Ottawa estime que la réplique du président russe Vladimir Poutine aux sanctions imposées à son pays pour son rôle dans la crise ukrainienne démontre un manque flagrant de vision.
De passage à Montréal, le ministre de l’Industrie, James Moore, s’est dit convaincu que les mesures annoncées par la Russie – et qui visent aussi le Canada – nuiront davantage à sa propre population, puisque la Russie dépend lourdement de l’importation alimentaire.
« Ça va frapper les consommateurs russes beaucoup plus que ça va toucher l’économie du Canada », a déclaré M. Moore, en marge d’une annonce à Montréal.
Il a précisé que le Canada, tout comme la communauté internationale, n’avait d’autre choix que d’intervenir devant l’approche « irresponsable » de la Russie en Ukraine.
« C’est quelque chose d’affreux, qui est irresponsable et ça déstabilise le monde entier », a-t-il dit.
La Russie a interdit l’importation de la majorité des denrées alimentaires – notamment les viandes, poisson, produits laitiers et fruits et légumes – en provenance du Canada, des États-Unis, de l’Union européenne, de l’Australie et de la Norvège.
Le Canada a exporté pour 563 millions $ de produits agricoles en Russie en 2012, dont 87 pour cent – soit 492 millions $ – était de la viande de porc, une importante industrie au Québec.
L’industrie porcine impuissante
Bien que le ministre Moore ait tenté de se faire rassurant face à l’industrie porcine canadienne, celle-ci a très mal accueilli la nouvelle, la Russie étant son troisième client international derrière les États-Unis et le Japon.
Le plus important exportateur, Olymel, exploite deux usines d’abattage de porc, qui sont principalement dédiées aux coupes de porc favorisées par la clientèle russe: une à Vallée-Jonction, en Beauce, et l’autre à Red Deer, en Alberta. Chacune de ces usines emploie environ 1300 personnes.
« Olymel est impuissant devant une telle décision », a admis son porte-parole, Richard Vigneault, indiquant que l’entreprise ferait tout en son pouvoir pour trouver d’autres débouchés aux produits destinés à la Russie.
Il a cependant précisé que les 2600 employés des deux usines touchées n’avaient rien à craindre.
« Il faut rassurer nos employés. Nous sommes un très important producteur de porc, nous exportons dans 65 pays.
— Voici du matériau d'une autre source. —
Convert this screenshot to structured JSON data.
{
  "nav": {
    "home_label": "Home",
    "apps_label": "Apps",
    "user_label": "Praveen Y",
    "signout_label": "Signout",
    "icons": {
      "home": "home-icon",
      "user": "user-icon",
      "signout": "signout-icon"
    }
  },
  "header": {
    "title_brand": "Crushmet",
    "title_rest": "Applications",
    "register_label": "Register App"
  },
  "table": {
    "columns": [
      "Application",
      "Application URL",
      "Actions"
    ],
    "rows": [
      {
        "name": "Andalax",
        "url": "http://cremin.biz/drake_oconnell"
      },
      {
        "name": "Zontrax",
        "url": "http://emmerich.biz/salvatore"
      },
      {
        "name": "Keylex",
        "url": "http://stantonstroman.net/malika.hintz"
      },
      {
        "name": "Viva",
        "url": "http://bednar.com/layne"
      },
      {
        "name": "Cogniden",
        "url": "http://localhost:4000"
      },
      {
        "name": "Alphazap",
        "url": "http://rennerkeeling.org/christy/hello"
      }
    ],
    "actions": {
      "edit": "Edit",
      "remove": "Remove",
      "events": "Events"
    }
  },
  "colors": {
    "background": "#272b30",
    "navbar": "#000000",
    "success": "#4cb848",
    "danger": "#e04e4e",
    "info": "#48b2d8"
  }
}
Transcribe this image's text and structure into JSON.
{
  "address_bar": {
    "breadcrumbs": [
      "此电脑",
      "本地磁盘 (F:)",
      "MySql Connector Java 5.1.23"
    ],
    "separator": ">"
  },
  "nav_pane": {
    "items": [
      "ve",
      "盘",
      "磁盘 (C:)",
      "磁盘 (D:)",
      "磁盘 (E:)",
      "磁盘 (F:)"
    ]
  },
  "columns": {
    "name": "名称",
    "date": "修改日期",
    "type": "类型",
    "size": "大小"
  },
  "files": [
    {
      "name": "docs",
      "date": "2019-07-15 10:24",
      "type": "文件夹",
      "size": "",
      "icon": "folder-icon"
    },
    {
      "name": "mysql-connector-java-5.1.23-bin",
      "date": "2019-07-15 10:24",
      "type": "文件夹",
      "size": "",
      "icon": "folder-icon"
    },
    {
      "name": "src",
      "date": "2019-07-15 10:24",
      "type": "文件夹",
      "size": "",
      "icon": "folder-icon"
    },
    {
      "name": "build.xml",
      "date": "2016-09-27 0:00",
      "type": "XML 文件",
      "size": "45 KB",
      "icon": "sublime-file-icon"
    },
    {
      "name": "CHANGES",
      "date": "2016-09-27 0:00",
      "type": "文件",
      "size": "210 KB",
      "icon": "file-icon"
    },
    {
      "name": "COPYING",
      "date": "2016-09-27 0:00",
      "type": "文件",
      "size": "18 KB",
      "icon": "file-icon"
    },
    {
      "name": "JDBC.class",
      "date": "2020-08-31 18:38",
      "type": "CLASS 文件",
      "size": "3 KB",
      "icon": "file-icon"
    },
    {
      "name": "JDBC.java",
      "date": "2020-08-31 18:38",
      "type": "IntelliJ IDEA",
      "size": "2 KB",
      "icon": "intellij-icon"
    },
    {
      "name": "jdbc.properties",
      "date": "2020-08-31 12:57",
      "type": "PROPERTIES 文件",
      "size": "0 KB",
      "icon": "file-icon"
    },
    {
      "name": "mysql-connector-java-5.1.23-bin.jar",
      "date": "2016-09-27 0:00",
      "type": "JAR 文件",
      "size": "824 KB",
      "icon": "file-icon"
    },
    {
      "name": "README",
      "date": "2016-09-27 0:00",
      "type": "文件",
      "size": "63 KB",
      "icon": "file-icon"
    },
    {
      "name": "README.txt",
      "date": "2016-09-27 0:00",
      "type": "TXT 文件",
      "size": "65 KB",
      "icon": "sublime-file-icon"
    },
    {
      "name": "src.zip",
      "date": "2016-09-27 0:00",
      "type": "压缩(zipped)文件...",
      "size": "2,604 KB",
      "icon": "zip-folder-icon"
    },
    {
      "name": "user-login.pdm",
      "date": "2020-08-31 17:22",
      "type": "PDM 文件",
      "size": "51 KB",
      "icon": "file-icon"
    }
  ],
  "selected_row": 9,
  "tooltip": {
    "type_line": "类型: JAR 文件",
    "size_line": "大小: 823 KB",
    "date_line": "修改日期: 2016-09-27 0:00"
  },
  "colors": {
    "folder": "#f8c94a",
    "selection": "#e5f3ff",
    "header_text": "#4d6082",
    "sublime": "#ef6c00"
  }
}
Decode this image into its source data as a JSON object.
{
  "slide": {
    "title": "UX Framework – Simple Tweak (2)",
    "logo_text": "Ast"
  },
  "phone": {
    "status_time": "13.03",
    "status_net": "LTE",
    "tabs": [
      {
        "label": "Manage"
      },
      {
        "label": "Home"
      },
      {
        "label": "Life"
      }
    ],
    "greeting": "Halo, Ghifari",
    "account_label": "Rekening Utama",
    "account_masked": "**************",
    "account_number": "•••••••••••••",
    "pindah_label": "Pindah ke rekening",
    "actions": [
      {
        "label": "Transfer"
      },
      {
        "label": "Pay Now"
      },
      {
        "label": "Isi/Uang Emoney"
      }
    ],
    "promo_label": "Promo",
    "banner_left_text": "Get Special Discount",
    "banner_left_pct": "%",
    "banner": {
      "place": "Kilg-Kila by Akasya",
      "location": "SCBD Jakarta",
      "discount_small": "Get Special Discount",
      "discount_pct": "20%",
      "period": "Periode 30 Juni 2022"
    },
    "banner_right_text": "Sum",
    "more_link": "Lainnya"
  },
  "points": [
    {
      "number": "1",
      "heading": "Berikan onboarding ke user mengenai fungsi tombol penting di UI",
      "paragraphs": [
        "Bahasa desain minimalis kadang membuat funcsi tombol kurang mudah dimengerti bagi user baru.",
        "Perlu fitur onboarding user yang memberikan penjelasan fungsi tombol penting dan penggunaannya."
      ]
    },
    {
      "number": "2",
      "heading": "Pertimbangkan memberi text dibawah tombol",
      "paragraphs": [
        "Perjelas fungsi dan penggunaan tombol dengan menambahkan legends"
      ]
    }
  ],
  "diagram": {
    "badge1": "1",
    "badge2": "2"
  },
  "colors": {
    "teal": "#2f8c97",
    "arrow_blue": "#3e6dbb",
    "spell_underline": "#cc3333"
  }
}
Il n’est pas question que nos employés soient touchés », a indiqué M. Vigneault.
De son côté, la Fédération des éleveurs de porc du Québec a fait preuve d’une inquiétude modérée, puisque la convention de mise en marché qui régit l’industrie au Québec garantit à toutes fins pratiques l’achat de leur production et ce, au prix des marchés américains.
« Le manque à gagner pour les producteurs ne sera pas aussi grand que pour les abattoirs », a expliqué le président de la fédération, David Boissonneault.
Cependant, la fédération reconnaît qu’une réduction importante de la demande pourrait éventuellement pousser les prix à la baisse, et affecter les producteurs québécois.
« C’est certain que ce n’est pas une bonne nouvelle pour nous, parce que le marché russe est un marché très important », a-t-il indiqué.
Voici la liste des produits canadiens touchés par cette mesure:
– boeuf frais, réfrigéré et congelé;
– porc frais, réfrigéré et congelé;
– viande de volaille et tous sous-produits comestibles;
– viande fumée, salée, marinée ou séchée;
– poissons et crustacés;
– palourdes et autres invertébrés marins;
– lait et produits laitiers;
– légumes, racines comestibles et plantes tubéreuses;
– fruits et noix;
– sous-produits de la viande et sang, et produits faits de ces éléments;
– produits prêt-à-manger, incluant fromages et fromages cottages faits à partir de graisse végétale.